Chicken Tomato Curry
This sweet and spicy dish is meant to be eaten with lots of rice!
Prep Time 45 minutes mins
Cook Time 40 minutes mins
Resting Time 30 minutes mins
Total Time 1 hour hr 25 minutes mins
Course Main Dishes
Cuisine Mediterranean
Servings 8
Ingredients
Chicken Tomato Curry
- 1 tablespoon garlic paste (garlic pounded with a little salt until it turns into a paste)
- 5 tablespoons curry powder
- 1 1/2 teaspoons Salt
- 1 1/2 kilos Chicken (use legs), cut into parts
- 3 tablespoons corn oil
- 2/3 Cup ginger sliced into strips
- 1 Cup onion sliced into strips
- 2 pieces long green chilies (siling pangsigang) sliced
- 1 piece red chili pepper (siling labuyo) chopped
- 1 1/4 cups Tomato sauce
- 1 Cup water
- 1/2 Cup coconut milk (gata)
- 2 cups Potatoes cut into chunks
- 2 cups carrot cut into chunks
- 1/2 Cup coconut cream (kakang gata)
- 3/4 Cup red bell pepper cubed
Instructions
- Combine garlic paste, curry powder, and salt in a small bowl.
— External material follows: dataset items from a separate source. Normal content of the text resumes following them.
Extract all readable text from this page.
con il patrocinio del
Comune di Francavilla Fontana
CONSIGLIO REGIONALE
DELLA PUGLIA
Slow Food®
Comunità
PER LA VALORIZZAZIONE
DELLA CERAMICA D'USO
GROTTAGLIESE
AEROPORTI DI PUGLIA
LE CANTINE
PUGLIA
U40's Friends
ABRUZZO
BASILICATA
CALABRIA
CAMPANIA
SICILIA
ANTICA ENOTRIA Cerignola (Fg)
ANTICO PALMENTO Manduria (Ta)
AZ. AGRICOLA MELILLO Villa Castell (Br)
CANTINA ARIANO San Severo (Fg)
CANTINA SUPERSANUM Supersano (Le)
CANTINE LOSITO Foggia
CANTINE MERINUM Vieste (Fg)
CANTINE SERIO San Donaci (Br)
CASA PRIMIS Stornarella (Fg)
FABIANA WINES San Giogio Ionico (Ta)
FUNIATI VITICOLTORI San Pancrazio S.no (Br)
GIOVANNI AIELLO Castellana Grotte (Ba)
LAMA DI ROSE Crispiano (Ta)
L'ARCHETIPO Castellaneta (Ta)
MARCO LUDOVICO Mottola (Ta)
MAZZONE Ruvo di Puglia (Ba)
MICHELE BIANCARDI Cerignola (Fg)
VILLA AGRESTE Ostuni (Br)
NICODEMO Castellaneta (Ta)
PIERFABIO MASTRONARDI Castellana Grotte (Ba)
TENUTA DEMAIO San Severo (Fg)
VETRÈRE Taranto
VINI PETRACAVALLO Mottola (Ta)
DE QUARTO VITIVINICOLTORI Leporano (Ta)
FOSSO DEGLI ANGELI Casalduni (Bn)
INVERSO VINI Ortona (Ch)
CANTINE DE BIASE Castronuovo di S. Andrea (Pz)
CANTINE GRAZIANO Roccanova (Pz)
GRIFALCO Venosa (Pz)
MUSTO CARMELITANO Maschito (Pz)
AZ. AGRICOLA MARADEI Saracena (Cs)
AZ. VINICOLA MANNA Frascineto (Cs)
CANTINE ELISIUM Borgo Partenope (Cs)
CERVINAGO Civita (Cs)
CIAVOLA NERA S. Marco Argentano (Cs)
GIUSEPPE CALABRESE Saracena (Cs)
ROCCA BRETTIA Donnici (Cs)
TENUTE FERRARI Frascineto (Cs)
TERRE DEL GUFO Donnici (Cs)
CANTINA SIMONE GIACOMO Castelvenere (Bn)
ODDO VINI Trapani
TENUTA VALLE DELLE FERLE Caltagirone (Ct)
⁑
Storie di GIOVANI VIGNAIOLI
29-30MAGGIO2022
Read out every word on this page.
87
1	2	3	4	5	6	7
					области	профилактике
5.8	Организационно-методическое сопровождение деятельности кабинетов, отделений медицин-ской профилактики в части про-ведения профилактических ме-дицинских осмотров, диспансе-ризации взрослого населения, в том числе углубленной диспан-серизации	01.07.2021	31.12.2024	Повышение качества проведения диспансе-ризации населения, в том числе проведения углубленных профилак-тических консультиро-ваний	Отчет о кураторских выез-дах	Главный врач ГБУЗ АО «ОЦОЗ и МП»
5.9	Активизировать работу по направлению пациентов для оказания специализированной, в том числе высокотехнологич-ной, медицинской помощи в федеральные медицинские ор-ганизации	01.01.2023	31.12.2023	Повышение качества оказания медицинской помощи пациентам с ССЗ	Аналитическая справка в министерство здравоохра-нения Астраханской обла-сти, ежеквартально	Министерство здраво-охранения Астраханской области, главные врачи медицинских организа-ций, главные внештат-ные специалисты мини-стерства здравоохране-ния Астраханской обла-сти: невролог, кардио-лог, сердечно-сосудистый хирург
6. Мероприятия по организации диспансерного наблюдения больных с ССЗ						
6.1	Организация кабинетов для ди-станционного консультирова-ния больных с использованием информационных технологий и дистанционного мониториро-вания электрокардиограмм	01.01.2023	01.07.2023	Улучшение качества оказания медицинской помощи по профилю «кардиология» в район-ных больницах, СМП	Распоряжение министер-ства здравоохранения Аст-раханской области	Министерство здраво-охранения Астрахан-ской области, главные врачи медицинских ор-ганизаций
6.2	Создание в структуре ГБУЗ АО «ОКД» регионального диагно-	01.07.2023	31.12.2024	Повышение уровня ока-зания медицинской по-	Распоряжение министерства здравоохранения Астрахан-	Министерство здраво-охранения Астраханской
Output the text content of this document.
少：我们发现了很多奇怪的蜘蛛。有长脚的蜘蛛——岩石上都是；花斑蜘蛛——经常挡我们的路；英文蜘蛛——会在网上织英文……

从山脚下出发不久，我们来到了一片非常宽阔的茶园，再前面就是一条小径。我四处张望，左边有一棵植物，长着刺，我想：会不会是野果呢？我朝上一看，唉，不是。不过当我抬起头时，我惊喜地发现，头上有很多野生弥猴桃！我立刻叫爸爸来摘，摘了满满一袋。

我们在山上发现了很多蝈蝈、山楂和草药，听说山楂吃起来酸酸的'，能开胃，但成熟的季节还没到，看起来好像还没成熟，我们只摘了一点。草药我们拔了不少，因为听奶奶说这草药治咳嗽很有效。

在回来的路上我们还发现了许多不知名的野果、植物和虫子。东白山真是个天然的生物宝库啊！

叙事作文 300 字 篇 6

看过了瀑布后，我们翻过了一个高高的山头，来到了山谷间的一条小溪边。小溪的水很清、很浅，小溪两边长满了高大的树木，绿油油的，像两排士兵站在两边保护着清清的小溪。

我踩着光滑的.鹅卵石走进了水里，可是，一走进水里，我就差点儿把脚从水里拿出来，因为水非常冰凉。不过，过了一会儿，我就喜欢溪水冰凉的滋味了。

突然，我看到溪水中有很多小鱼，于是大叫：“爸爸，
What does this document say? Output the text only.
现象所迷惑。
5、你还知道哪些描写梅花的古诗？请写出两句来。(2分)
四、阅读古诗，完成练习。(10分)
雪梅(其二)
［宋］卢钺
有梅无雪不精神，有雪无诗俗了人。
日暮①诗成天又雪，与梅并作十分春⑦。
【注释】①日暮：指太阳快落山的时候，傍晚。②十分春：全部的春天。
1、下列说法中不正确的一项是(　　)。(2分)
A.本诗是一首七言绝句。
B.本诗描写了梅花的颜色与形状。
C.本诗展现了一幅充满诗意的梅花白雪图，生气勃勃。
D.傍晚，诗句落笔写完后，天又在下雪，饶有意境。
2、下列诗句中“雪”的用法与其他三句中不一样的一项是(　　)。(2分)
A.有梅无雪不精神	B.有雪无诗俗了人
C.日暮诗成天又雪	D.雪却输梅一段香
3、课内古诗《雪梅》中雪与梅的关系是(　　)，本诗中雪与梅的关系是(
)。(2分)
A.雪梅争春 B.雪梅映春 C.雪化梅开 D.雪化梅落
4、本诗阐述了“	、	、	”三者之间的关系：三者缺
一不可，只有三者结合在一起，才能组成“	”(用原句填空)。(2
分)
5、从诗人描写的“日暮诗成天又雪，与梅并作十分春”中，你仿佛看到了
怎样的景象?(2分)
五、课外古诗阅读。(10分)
Mix until it forms a thick paste. Rub all over chicken, then set aside for at least 30 minutes in the refrigerator.
- Heat oil in a saucepan. Sauté ginger, onions, and sliced chilies in oil. Add marinated chicken and cook until brown on all sides.
- Add tomato sauce, water, and coconut milk. Mix well and simmer over low heat until chicken is tender.
- Halfway through, add potatoes and carrots. Cook until tender.
- Pour in coconut cream. Add bell peppers and simmer for another 5 minutes. Serve hot.